You get the picture.
Curious about how people’s minds work, I had to ask myself, “What must be true for this person in order for them to act that way?”
And what occurred to me is that disappointment, which is what this person was experiencing, requires some planning.
Disappointment Requires Planning
Let me explain.
My guess is, this person most likely had a very specific image in her head about how things should’ve been. She had possibly envisioned the exact location in the restaurant where we’d sit, the items on the menu, the presentation of the food, and so on. And she probably concocted this vision before we ever arrived at the front door.
Is this an issue? Not necessarily. I think it can be useful to have a sense of how events will play out before they do, and visualizing what you want in life (before you actually have it) is generally a good thing! But if your expectations are too specific or rigid, you’re most likely setting yourself up for disappointment.
As we all know, life is unpredictable. And if everything has to be a certain way in order for you to get the most out of an experience, are you really going to enjoy anything in life? Sounds to me like a pretty miserable way to live.

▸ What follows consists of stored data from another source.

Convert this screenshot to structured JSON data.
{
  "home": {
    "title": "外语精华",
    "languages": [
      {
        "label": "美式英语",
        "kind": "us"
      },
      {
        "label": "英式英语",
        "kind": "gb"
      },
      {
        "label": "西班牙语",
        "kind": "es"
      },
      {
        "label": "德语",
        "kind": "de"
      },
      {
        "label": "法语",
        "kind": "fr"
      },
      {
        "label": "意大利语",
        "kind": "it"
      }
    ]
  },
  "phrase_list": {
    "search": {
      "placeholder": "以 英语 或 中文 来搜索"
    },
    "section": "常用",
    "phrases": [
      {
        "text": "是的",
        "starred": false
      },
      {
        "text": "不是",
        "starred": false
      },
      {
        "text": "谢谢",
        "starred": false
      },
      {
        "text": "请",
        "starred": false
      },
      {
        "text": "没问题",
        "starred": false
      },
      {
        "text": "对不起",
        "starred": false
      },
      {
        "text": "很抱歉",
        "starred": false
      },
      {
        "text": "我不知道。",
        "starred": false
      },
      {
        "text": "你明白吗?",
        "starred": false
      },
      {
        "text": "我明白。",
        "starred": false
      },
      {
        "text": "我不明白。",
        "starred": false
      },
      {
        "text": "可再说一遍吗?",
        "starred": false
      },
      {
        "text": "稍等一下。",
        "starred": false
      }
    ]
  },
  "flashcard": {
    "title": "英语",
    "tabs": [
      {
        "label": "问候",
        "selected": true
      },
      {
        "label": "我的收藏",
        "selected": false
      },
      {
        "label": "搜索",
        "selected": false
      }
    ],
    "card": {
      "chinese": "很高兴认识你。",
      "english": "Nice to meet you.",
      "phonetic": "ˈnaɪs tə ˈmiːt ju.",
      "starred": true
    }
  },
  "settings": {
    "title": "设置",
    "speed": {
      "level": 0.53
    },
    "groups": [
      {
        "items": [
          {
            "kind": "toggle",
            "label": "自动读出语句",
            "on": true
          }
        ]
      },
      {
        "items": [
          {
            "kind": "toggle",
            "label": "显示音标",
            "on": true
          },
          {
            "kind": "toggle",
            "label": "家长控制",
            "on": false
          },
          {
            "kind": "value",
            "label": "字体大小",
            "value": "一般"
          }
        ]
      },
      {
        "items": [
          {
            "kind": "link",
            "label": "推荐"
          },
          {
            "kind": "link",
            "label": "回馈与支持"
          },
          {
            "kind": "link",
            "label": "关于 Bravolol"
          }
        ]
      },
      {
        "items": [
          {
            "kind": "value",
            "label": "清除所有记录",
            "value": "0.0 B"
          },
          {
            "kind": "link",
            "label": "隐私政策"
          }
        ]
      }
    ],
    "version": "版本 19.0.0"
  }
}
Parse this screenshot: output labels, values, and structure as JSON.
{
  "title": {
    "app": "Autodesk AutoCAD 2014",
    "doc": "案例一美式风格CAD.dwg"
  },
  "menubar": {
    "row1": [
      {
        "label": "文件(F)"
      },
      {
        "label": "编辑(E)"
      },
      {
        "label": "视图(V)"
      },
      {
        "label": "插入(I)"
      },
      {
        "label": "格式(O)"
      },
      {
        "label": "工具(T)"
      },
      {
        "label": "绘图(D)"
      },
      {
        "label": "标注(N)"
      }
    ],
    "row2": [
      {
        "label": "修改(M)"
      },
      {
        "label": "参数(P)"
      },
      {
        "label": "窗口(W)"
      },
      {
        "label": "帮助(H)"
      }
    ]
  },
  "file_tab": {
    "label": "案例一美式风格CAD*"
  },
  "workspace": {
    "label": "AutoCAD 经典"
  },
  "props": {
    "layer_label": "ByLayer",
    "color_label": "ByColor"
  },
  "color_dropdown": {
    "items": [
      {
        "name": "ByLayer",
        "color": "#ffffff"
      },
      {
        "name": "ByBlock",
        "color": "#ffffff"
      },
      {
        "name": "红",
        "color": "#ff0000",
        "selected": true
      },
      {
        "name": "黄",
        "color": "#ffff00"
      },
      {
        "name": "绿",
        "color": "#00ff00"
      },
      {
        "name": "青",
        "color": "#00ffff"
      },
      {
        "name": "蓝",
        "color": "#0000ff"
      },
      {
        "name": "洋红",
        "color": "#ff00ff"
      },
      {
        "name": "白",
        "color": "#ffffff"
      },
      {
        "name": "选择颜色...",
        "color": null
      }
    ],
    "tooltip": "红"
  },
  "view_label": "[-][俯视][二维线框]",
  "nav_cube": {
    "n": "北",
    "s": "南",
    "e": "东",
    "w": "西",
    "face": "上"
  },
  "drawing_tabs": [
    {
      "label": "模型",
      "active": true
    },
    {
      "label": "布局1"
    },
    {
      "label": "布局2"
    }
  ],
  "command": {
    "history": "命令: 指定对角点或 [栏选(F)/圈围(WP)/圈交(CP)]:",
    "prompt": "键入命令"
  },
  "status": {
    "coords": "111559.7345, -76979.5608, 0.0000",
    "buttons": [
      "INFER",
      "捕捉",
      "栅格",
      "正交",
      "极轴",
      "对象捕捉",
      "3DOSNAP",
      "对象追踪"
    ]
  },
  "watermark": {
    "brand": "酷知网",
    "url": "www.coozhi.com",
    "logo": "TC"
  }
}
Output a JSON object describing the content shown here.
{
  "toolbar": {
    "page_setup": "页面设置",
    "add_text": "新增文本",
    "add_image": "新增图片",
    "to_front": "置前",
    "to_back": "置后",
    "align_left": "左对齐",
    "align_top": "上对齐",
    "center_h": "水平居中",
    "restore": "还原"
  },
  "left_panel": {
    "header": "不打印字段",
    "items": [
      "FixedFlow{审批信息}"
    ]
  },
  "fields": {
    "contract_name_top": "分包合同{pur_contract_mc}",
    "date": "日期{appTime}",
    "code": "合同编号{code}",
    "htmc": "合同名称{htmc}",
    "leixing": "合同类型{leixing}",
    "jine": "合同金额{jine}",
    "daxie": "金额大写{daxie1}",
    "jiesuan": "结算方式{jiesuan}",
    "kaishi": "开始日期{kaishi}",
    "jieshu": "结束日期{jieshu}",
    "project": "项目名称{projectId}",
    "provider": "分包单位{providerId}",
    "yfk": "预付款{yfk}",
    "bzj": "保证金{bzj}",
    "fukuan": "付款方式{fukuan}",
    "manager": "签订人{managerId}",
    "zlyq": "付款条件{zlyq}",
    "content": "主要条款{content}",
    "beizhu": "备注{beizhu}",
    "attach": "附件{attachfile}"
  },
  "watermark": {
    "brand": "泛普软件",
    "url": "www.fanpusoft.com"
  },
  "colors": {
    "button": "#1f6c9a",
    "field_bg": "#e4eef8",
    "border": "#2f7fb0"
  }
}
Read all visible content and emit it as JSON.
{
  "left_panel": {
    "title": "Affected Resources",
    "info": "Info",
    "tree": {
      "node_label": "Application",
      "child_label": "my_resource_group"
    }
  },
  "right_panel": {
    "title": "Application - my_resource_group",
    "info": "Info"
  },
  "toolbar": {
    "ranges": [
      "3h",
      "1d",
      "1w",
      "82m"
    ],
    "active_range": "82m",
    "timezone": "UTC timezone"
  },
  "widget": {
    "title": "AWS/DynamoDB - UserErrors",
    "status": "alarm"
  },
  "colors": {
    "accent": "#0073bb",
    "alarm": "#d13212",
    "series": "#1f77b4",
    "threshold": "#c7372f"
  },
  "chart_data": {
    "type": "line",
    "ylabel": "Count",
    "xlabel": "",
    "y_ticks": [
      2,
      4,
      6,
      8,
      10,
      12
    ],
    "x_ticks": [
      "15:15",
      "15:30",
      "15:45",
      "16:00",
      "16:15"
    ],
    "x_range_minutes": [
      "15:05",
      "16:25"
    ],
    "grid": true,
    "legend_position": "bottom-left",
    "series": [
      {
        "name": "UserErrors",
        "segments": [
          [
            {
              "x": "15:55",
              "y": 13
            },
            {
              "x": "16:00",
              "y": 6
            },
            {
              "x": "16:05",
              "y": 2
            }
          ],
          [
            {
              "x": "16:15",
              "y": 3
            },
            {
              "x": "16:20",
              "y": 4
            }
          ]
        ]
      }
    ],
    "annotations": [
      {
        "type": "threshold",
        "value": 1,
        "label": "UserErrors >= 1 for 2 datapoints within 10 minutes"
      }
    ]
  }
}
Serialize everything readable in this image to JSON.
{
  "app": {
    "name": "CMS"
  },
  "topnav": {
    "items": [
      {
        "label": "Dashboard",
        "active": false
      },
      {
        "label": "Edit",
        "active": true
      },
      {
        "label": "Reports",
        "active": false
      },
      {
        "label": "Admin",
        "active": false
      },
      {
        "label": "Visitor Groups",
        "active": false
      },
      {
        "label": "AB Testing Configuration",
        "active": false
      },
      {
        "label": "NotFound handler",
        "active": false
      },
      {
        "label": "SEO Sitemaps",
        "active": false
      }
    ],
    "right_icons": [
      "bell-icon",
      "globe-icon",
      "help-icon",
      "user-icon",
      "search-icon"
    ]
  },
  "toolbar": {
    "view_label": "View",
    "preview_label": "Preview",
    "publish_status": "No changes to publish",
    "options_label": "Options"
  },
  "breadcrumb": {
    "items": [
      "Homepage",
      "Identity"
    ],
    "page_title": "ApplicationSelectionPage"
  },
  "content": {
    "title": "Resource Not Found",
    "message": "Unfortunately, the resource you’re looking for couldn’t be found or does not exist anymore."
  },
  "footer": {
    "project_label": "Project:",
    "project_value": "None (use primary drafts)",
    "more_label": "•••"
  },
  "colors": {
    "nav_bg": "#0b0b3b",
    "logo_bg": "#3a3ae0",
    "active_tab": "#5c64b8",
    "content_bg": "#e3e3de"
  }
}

Set An Intention For Every Experience
A lot of things in life are largely out of our control, which is why having rigid expectations can often lead to disappointment. Rather than having a crystal clear vision of an upcoming experience, I suggest setting an intention. Why is this more valuable? An intention is generally based on an emotion that you’d like to experience, and does not require a detailed checklist of must-haves to come true. Secondly, unlike outside forces, emotions are fully within our control.
Here are a few examples of intentions that you can set for an event like dinner out with friends:
My intent is to enjoy the company of my friends.
My intent is to have good conversation and make good memories.
My intent is to enjoy the experience no matter what happens.
My intent is to be present and connected with the people around me.
My intent is to be open and curious.
You can set an intention for a specific event, a whole day, or even a long-term project that you’re working on.
My suggestion is to start by setting your intention before you go to any event. Before you leave the house or before you arrive, just take a moment and say to yourself what your intention is. You might come back to it periodically throughout the event as a reminder, but it does not need to be repeated like an affirmation. The point is to not get so caught up in the details, but rather to approach the situation with a positive mindset.
Try it out for the next week, and see how it works for you. If you want, leave a comment telling me about your experience. Did you feel more at ease or less on edge? How about fulfilled? Was it an eye-opening experience for you? By using this simple mental hack, you might just find that you fulfill your intention more often than not.